Salvatierra anunció que para el próximo año, merced a conversaciones adelantadas con gobiernos de España, Argentina e India, el Gobierno está en condiciones de adjudicar 2 mil tractores destinados al uso y aprovechamiento colectivo de las organizaciones sociales.
Requisitos
Para que las organizaciones puedan adjudicarse tractores y maquinaria agrícola, deben demostrar que cuentan con personería jurídica y pagar una cuota inicial de 300 dólares para contar con tractores que tienen un valor entre 5.200 y 12 mil dólares, en plazos de 15 años, cinco años de gracia y sin intereses económicos.
Bajo esas condiciones, el Presidente de la República entregó ayer los primeros tractores Marca Agria, de procedencia española, a la Confederación Sindical Unida de Trabajadores Campesinos de Bolivia (Csutcb) y al municipio de Cliza.
SECTORES CAMPESINOS RESALTAN MEDIDAS
Julia Mosúa, Confederación Indígena del Oriente Boliviano (Cidob)
Después de las históricas marchas indígenas por dignidad y territorio que realizamos en la década del 90, la situación económica y las condiciones de vida no han mejorado mucho en los 34 pueblos indígenas de las tierras bajas.
Tenemos esperanza que la segunda reforma agraria va a respetar nuestros derechos sobre 5 millones de hectáreas de Tierras Comunitarias de Origen (TCOs) que actualmente ocupamos legalmente. Pero al mismo, tiempo esperamos que el saneamiento concluya sobre otros 17 millones de hectáreas, para completar la demanda de las tierras bajas de oriente que llega a 22 millones de hectáreas.
Hemos llegado desde las tierras bajas para apoyar al Gobierno en la revolución agraria, porque sabemos que es un Gobierno de nuestra misma clase y entiende nuestra realidad.
Isaac Ávalos, Confederación Sindical Única de Trabajadores Campesinos de Bolivia (Csutcb)
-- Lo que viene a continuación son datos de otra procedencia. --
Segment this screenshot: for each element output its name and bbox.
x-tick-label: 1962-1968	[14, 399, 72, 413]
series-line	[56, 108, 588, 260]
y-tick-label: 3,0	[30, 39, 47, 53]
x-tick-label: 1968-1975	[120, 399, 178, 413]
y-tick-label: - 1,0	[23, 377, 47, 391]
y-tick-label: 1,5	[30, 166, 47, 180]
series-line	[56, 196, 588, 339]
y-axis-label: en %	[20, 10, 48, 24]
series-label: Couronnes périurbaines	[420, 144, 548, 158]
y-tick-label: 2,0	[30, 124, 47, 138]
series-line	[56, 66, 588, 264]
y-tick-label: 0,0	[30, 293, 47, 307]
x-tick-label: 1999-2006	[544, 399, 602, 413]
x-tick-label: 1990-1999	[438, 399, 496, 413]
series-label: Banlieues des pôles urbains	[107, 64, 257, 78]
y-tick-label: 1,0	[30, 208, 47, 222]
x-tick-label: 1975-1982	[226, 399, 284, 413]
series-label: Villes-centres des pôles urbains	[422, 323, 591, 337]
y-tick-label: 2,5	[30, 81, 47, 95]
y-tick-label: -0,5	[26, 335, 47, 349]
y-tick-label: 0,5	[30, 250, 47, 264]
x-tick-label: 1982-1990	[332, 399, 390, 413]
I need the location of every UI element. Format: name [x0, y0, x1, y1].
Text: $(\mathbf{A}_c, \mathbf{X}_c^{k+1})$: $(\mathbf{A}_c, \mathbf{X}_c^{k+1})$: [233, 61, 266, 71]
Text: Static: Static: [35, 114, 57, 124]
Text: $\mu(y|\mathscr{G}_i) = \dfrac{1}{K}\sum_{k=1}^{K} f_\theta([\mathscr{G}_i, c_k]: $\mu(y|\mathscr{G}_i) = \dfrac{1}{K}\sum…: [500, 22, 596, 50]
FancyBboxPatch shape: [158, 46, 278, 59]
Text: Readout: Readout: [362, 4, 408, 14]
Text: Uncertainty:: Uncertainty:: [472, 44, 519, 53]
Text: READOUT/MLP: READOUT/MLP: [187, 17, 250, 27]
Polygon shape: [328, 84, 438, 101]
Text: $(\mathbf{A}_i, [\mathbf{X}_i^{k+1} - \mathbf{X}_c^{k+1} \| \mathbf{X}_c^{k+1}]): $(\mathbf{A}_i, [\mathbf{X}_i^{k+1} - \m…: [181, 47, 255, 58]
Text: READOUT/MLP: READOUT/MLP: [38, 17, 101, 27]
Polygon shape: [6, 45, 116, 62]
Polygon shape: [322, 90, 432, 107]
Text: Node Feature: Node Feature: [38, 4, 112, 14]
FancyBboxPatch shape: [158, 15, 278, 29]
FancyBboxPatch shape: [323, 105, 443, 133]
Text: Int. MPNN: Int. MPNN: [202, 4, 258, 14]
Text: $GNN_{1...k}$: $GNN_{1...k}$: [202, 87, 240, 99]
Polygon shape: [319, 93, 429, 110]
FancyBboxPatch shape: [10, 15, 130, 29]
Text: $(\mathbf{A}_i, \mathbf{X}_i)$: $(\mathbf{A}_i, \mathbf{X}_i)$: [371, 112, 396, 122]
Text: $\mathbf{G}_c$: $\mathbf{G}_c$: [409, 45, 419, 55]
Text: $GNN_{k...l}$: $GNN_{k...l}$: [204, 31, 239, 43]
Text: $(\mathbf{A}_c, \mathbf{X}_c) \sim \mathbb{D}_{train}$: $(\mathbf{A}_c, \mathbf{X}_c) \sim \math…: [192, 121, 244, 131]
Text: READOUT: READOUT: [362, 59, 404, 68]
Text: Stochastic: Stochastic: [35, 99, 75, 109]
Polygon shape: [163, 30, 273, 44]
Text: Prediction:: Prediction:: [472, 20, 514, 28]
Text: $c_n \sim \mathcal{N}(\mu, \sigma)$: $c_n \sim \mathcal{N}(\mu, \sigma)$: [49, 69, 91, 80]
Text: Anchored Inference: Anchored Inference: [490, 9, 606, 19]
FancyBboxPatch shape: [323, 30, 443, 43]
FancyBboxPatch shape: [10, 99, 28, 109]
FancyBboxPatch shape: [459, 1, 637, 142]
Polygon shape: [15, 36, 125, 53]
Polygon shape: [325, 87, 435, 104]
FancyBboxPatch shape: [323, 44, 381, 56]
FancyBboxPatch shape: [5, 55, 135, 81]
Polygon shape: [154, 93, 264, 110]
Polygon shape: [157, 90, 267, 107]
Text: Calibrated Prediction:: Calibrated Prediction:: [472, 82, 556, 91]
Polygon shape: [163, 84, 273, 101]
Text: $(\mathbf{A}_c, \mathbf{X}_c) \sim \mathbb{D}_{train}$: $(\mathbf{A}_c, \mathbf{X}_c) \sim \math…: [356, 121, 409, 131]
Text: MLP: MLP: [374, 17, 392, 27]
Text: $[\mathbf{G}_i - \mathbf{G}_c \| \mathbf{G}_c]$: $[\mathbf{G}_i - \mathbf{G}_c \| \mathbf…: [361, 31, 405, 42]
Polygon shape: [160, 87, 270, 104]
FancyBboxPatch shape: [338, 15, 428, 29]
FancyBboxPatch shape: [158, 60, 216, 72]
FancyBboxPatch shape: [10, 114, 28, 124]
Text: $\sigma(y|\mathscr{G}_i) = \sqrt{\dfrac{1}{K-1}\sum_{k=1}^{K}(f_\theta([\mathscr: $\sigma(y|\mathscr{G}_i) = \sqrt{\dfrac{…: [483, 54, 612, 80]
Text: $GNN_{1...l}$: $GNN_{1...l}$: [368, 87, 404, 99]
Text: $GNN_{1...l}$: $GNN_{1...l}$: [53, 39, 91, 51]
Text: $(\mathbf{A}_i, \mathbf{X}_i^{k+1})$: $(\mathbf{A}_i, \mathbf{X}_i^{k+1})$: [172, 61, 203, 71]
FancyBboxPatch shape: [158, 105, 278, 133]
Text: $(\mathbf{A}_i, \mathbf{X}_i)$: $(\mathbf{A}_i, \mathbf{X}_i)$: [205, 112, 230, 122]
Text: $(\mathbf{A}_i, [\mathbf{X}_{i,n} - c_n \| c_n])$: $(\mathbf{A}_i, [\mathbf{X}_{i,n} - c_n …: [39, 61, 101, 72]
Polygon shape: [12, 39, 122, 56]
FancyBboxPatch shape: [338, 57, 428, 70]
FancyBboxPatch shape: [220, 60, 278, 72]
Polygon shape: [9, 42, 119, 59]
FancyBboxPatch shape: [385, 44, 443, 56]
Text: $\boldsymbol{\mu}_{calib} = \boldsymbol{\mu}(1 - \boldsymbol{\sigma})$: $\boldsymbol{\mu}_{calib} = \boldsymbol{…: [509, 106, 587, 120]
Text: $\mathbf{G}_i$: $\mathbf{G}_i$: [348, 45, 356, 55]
Este 2 de agosto, en Ucureña, comienza la revolución agraria, porque la iniciada hace 53 años, en este mismo lugar, no resolvió los problemas de tierras del sector campesino e indígena del país. Por el fraccionamiento de su terreno actualmente millones de campesinos e indígenas viven en la extrema pobreza; mientras que en el oriente pocas familias concentraron miles de hectáreas y viven como reyes.
Para los indígenas y campesinos es importante la Revolución Agraria para corregir la mala distribución de tierras y mejorar la calidad de vida, mediante la dotación de maquinaria, acceso a crédito blando, asistencia técnica, políticas de producción y mercado para nuestros productos. Queremos que el gobierno de Evo Morales corrija esta injusticia de más de 500 años de avasallamiento.